Release Date: May 11, 2010
My first reaction to Sleigh Bells was one of intrigue. Just by the way they were described to me and the discovery of early demos brought about thoughts of "Cool, a new heavy electro-band," and even the negative connotation of "Great. Another laptop/beatbox wonder to hype and add to the list of pseudo-hipster bullshit." Then a bombshell was dropped on me: Derek Miller was one half the electro-pop duo. The guy who was once part of one of my (and still) favorite bands of all time was behind this.
It should not be old news that many punk kids turn DJ's across this fine artistic land. Along with Austin's own L.A.X. (Andrew Collins of At All Cost) and of course Jaguar Love, there are quite a few bands comprised of musicians from former hardcore bands that are little bit more groove oriented presently. Even Alice Glass was pulled into Crystal Castles from Ethan Kath's stumble upon her noise-punk band in Toronto.
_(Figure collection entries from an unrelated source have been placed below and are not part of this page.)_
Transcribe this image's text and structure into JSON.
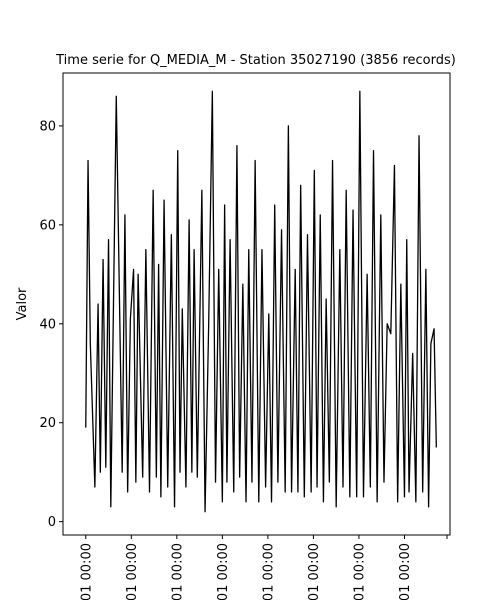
{
  "chart_data": {
    "type": "line",
    "title": "Time serie for Q_MEDIA_M - Station 35027190 (3856 records)",
    "xlabel": "",
    "ylabel": "Valor",
    "ylim": [
      -2.7,
      90.7
    ],
    "yticks": [
      0,
      20,
      40,
      60,
      80
    ],
    "xticks": [
      "01 00:00",
      "01 00:00",
      "01 00:00",
      "01 00:00",
      "01 00:00",
      "01 00:00",
      "01 00:00",
      "01 00:00"
    ],
    "xlim": [
      -0.5,
      8.0
    ],
    "grid": false,
    "series": [
      {
        "color": "#000000",
        "x": [
          0.0,
          0.05,
          0.1,
          0.2,
          0.27,
          0.32,
          0.38,
          0.44,
          0.5,
          0.55,
          0.6,
          0.67,
          0.8,
          0.86,
          0.92,
          0.98,
          1.05,
          1.1,
          1.15,
          1.25,
          1.32,
          1.4,
          1.48,
          1.55,
          1.6,
          1.65,
          1.72,
          1.8,
          1.88,
          1.95,
          2.02,
          2.07,
          2.12,
          2.2,
          2.27,
          2.33,
          2.38,
          2.45,
          2.55,
          2.62,
          2.7,
          2.78,
          2.85,
          2.92,
          3.0,
          3.05,
          3.1,
          3.17,
          3.25,
          3.32,
          3.38,
          3.45,
          3.52,
          3.58,
          3.65,
          3.72,
          3.8,
          3.87,
          3.95,
          4.02,
          4.08,
          4.15,
          4.22,
          4.3,
          4.38,
          4.45,
          4.52,
          4.6,
          4.66,
          4.72,
          4.8,
          4.87,
          4.95,
          5.02,
          5.08,
          5.15,
          5.22,
          5.28,
          5.35,
          5.42,
          5.5,
          5.58,
          5.65,
          5.72,
          5.8,
          5.87,
          5.95,
          6.02,
          6.1,
          6.18,
          6.25,
          6.32,
          6.4,
          6.48,
          6.55,
          6.62,
          6.7,
          6.78,
          6.85,
          6.92,
          7.0,
          7.05,
          7.1,
          7.18,
          7.25,
          7.32,
          7.4,
          7.47,
          7.53,
          7.58,
          7.65,
          7.7
        ],
        "y": [
          19,
          73,
          36,
          7,
          44,
          10,
          53,
          11,
          57,
          3,
          38,
          86,
          10,
          62,
          6,
          41,
          51,
          8,
          50,
          9,
          55,
          6,
          67,
          9,
          52,
          5,
          65,
          7,
          58,
          3,
          75,
          10,
          43,
          7,
          61,
          10,
          55,
          9,
          67,
          2,
          40,
          87,
          8,
          51,
          4,
          64,
          8,
          57,
          6,
          76,
          9,
          48,
          4,
          55,
          8,
          73,
          4,
          55,
          7,
          42,
          4,
          64,
          8,
          59,
          6,
          80,
          6,
          51,
          6,
          68,
          5,
          58,
          6,
          71,
          7,
          62,
          4,
          45,
          8,
          73,
          3,
          55,
          7,
          67,
          5,
          63,
          5,
          87,
          5,
          50,
          7,
          75,
          4,
          62,
          8,
          40,
          38,
          72,
          4,
          48,
          5,
          57,
          6,
          34,
          4,
          78,
          6,
          51,
          3,
          36,
          39,
          15
        ]
      }
    ]
  }
}
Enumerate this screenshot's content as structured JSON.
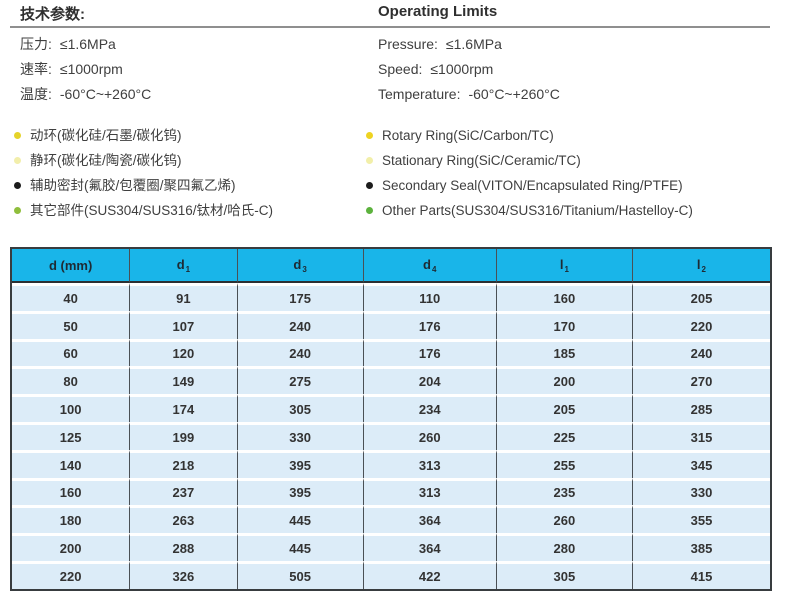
{
  "header": {
    "title_cn": "技术参数:",
    "title_en": "Operating Limits",
    "specs_cn": [
      {
        "label": "压力:",
        "value": "≤1.6MPa"
      },
      {
        "label": "速率:",
        "value": "≤1000rpm"
      },
      {
        "label": "温度:",
        "value": "-60°C~+260°C"
      }
    ],
    "specs_en": [
      {
        "label": "Pressure:",
        "value": "≤1.6MPa"
      },
      {
        "label": "Speed:",
        "value": "≤1000rpm"
      },
      {
        "label": "Temperature:",
        "value": "-60°C~+260°C"
      }
    ]
  },
  "materials": {
    "left": [
      {
        "text": "动环(碳化硅/石墨/碳化钨)",
        "bullet_color": "#e5d32a"
      },
      {
        "text": "静环(碳化硅/陶瓷/碳化钨)",
        "bullet_color": "#f2eeab"
      },
      {
        "text": "辅助密封(氟胶/包覆圈/聚四氟乙烯)",
        "bullet_color": "#1c1c1c"
      },
      {
        "text": "其它部件(SUS304/SUS316/钛材/哈氏-C)",
        "bullet_color": "#8fbe3c"
      }
    ],
    "right": [
      {
        "text": "Rotary Ring(SiC/Carbon/TC)",
        "bullet_color": "#eed321"
      },
      {
        "text": "Stationary Ring(SiC/Ceramic/TC)",
        "bullet_color": "#f2efa9"
      },
      {
        "text": "Secondary Seal(VITON/Encapsulated Ring/PTFE)",
        "bullet_color": "#1c1c1c"
      },
      {
        "text": "Other Parts(SUS304/SUS316/Titanium/Hastelloy-C)",
        "bullet_color": "#5cb23d"
      }
    ]
  },
  "table": {
    "columns": [
      {
        "base": "d (mm)",
        "sub": ""
      },
      {
        "base": "d",
        "sub": "1"
      },
      {
        "base": "d",
        "sub": "3"
      },
      {
        "base": "d",
        "sub": "4"
      },
      {
        "base": "l",
        "sub": "1"
      },
      {
        "base": "l",
        "sub": "2"
      }
    ],
    "rows": [
      [
        "40",
        "91",
        "175",
        "110",
        "160",
        "205"
      ],
      [
        "50",
        "107",
        "240",
        "176",
        "170",
        "220"
      ],
      [
        "60",
        "120",
        "240",
        "176",
        "185",
        "240"
      ],
      [
        "80",
        "149",
        "275",
        "204",
        "200",
        "270"
      ],
      [
        "100",
        "174",
        "305",
        "234",
        "205",
        "285"
      ],
      [
        "125",
        "199",
        "330",
        "260",
        "225",
        "315"
      ],
      [
        "140",
        "218",
        "395",
        "313",
        "255",
        "345"
      ],
      [
        "160",
        "237",
        "395",
        "313",
        "235",
        "330"
      ],
      [
        "180",
        "263",
        "445",
        "364",
        "260",
        "355"
      ],
      [
        "200",
        "288",
        "445",
        "364",
        "280",
        "385"
      ],
      [
        "220",
        "326",
        "505",
        "422",
        "305",
        "415"
      ]
    ],
    "colors": {
      "header_bg": "#19b5e9",
      "row_bg": "#dcecf8",
      "border": "#383c3f"
    }
  }
}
Hardcore is definitely the game here. In all honesty, where Crystal Castles failed to grab my attention all the way through their debut album, Treats is sonically driving and gripping most of the way through like a HEALTH live show. There are numerous times when I feel everything is peaking past where it should be on the mix. From the opening "Tell Em" through "Infinity Guitars," the frequency and noise of the rhythmic arrangements sort of make you forget about all the other bands clinging to their laptops and effect pedals. The mix is certainly where Treats soars. It seems pretty basic upon first listen, but the instrumental change-up's and compositions are what keeps the blood's adrenaline on high and full attention.
Things slow down a bit with "Run the Heart," while "Rill Rill" sounds much like a smooth Odelay b-side. A turn off to the album may be vocalist Alexis Krauss' repetitive lines though. She shines as a writer on "Rill Rill," but is mostly verbally equipped with chorus lines throughout the album. That isn't much of a downside considering the lines rhythmically flow in their respectful places, but it definitely leaves the album bordering great lyrical releases the likes of IRM or Teen Dream to Merriweather Post Pavillion lyricism. Match that to the short length of Treats and quick quirks of "Straight As" and "Kids," and its run time will either harbor bitterness or positive playbacks throughout the summer. In a way, the negatives can be seen in a bright light here because the album is just that addicting and forceful.
Forceful is just what is capturing about Treats. It is what makes it so hardcore to the bone. Miller puts together gritty guitar licks and hammering beats worthy of an opening slot with Ghengis Tron in my eyes and matches it to the beautiful, yet aggressive sound of Krauss' mouth. Forget Ke$ha or the new LCD Soundsystem at this point, Treats is poised to be this year's br00tal jam for many with its pop charm lacing hardcore sensibility. Be aggressive. B. E. Aggressive.